Charles Sprawson nas Ilhas Virgens em 2010
Entre as experiências pessoais de natação relatadas por Sprawson no seu livro, incluiu uma no estuário do Tejo, imagine-se. Vale a pena ler o relato do episódio pela escritora irlandesa Iris Murdoch, ela própria uma nadadora exímia, na sua crítica na New York Review of Books:

«Having graduated in the Bosphorus, like Byron, Mr. Sprawson went on to tackle the Tagus estuary at Lisbon, a much more demanding swim as it turned out, and one endangered by giant tankers as well as unpredictable tides. Normally he is not fussy, as I am not myself, about the quality of the water he swims in; although all bathers would of course prefer a green pure foaming element to a stagnant one. But the pollution in the Lisbon estuary was too much for him, and together with the tides and the tankers it forced him to abandon the swim.»

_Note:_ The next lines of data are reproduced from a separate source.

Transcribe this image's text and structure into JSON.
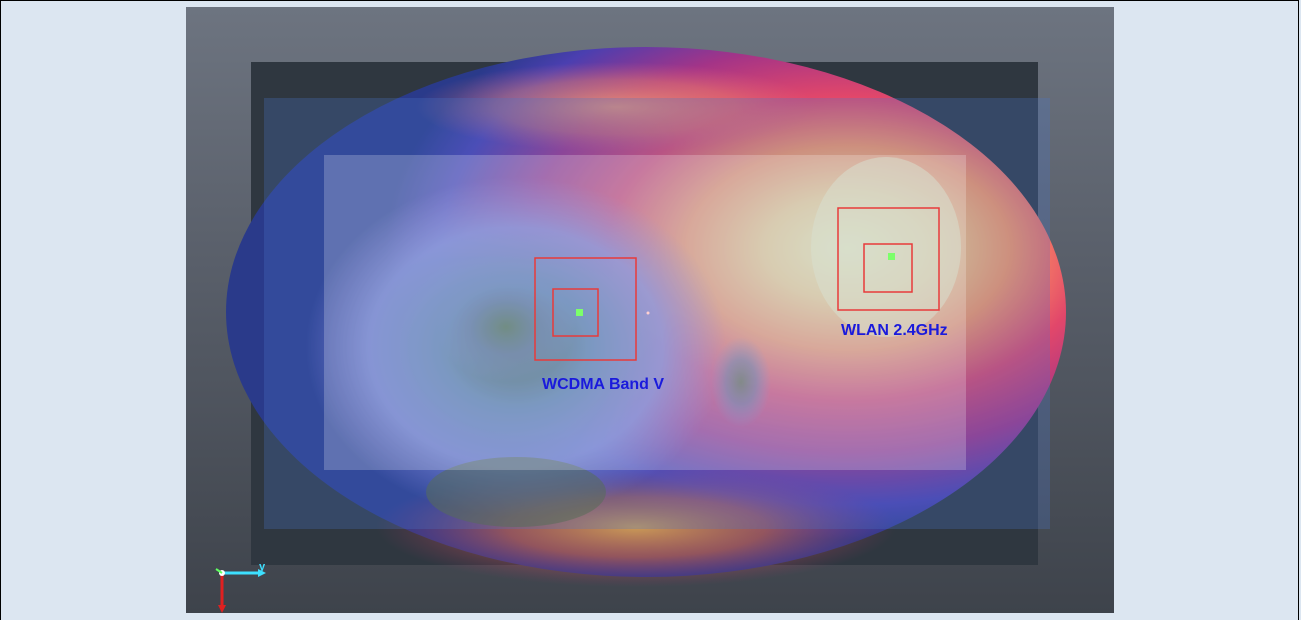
{
  "labels": {
    "wcdma": "WCDMA Band V",
    "wlan": "WLAN 2.4GHz"
  },
  "axis": {
    "y_label": "y"
  },
  "colors": {
    "label_text": "#1a1adc",
    "box_stroke": "#e83a3a",
    "marker": "#7cff6a",
    "background": "#dce6f1"
  }
}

Iris Murdoch não menciona que o abandono da travessia do Tejo não se ficou a dever apenas à poluição: Sprawson foi impedido pela polícia marítima portuguesa. Devia ter pedido a intervenção de Marcelo Rebelo de Sousa que no Verão de 1989 fez o seu mergulho no Tejo e sobreviveu. Sabe Deus se não foi infectado por um daqueles germes que pululavam naquelas águas conspurcadas, suspeita que ganha alguma verosimilhança pelo que se viu nas décadas seguintes.

Marcelo saindo das águas conspurcadas
Charles Sprawson, actualmente com 76 anos, pobre como Jó, com problemas mentais e a viver num lar de idosos em Londres, bem precisa que lhe comprem a reedição do Haunts que estará à venda ainda este ano.